Pemberian hadiah sebagai ungkapan terima kasih karena sudah dibantu kini populer dengan sebutan ‘gratifikasi’yang dalam Buku Saku Memahami Gratifikasi terbitan Komisi Pemberantasan Korupsi (KPK) halaman 19 sangat bervariasi bentuknya, selain pemberian bingkisan, dapat pula berupa hadiah/angpau pernikahan dari rekanan/bawahan pada anak pejabat yang menikah, parsel/hadiah saat perayaan hari besar agama dari rekanan/bawahan pada pejabat terkait, pemberian tiket perjalanan/ongkos naik haji/hadiah ulangtahun/diskon khusus pembelian barang dari rekanan untuk pejabat/keluarganya, dan pemberian souvenir/hadiah pada pejabat saat kunjungan kerja.
Kenapa KPK sampai menaruh perhatian khusus pada ‘gratifikasi’ ? Buku yang sama pada halaman 1 menjelaskan ‘Terbentuknya peraturan tentang gratifikasi ini merupakan bentuk kesadaran bahwa gratifikasi dapat mempunyai dampak yang negatif dan dapat disalahgunakan, khususnya dalam rangka penyelenggaraan pelayanan publik …”
Dampak negatif gratifikasi adalah menurunnya kualitas performa kerja penerima hadiah akibat tumbuhnya kecenderungan untuk memprioritaskan pelayanan pada pemberi hadiah dibanding yang lain, secara psikologis gratifikasi berpotensi membunuh pelan-pelan sifat ikhlas dalam bekerja karena munculnya harapan mendapat imbalan di luar pendapatan resmi atas jasa yang diberikan, dan gabungan itu akan merusak profesionalisme kerja keseluruhan dalam sistem. Bayangkan bila hal itu terjadi dalam sebuah institusi pendidikan yang bertugas menempa kognisi dan karakter anak-anak kita.
Rumah Belajar Persada (RBP), Jatibening Baru, Bekasi; adalah salah satu institusi pendidikan mandiri yang menerapkan larangan gratifikasi di lingkungan kerjanya.

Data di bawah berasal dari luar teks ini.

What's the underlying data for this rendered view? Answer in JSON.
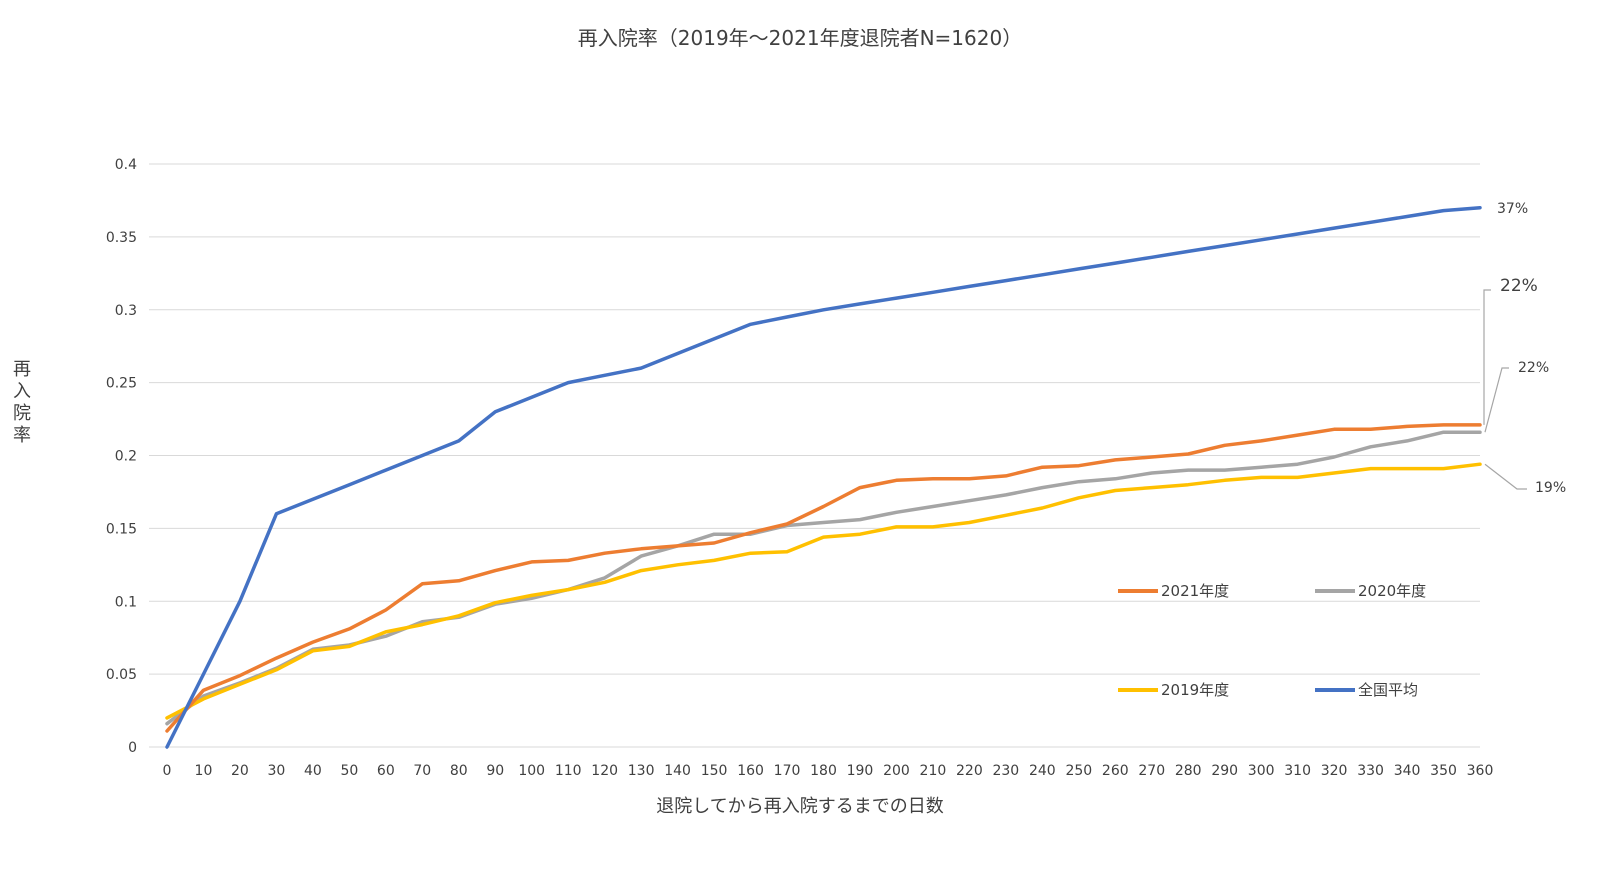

RBP yang juga merupakan penyelenggara Homeschooling Kak Seto (HSKS) Jatibening itu memang tidak mengizinkan para guru yang berkarya edukatif dalam naungannya untuk menerima gratifikasi dalam bentuk apapun dari para orangtua anak-anak didik mereka.
“Kecuali bila orangtua yang bersangkutan bersedia memberikan hadiah yang sama pada semua guru secara anonim dan disalurkan melalui Ketua Yayasan.” Ujar salah satu founder RBP, Revita Tantri, dalam sebuah perbincangan via Whatsapp Selasa (28/7) pagi,” (Aturan) ini dimaksudkan untuk menegakkan obyektifitas dalam diri guru selaku pendidik terhadap anak-anak didiknya.”
Lebih lanjut Revita memaparkan,”Bayangkan kalau ada orangtua yang memberi ‘tips’ atau ‘hadiah’ rutin pada guru tertentu saja, kira-kira akan mampukah guru yang bersangkutan mempertahankan obyektifitasnya saat mengedukasi anak dari orangtua tersebut? Apakah perlakuan fair dan equitable (adil, -pen.) bisa ditegakkan?” Perlakuan diskriminatif akan memberikan dampak buruk bagi tumbuh-kembang kejiwaan anak dan itu harus dihindari sejauh mungkin.
Tujuan pemberian hadiah sesungguhnya bukan untuk memancing perilaku wanprestasi para penerimanya, namun untuk membangkitkan kegembiraan yang nantinya diharapkan dapat memacu mereka berkarya lebih baik lagi. Dedikasi mendidik memang harus tumbuh dalam hati setiap guru dengan jalan terus belajar dan berlatih mengendalikan hati serta pemikiran dalam upaya terus menerus memperbaiki diri sebagai figur yang layak diteladani oleh lingkungan sosialnya. Tentu saja senua dilakoni dengan tulus ikhlas tanpa berharap adanya kado-kado gratifikasi dari para anak didik.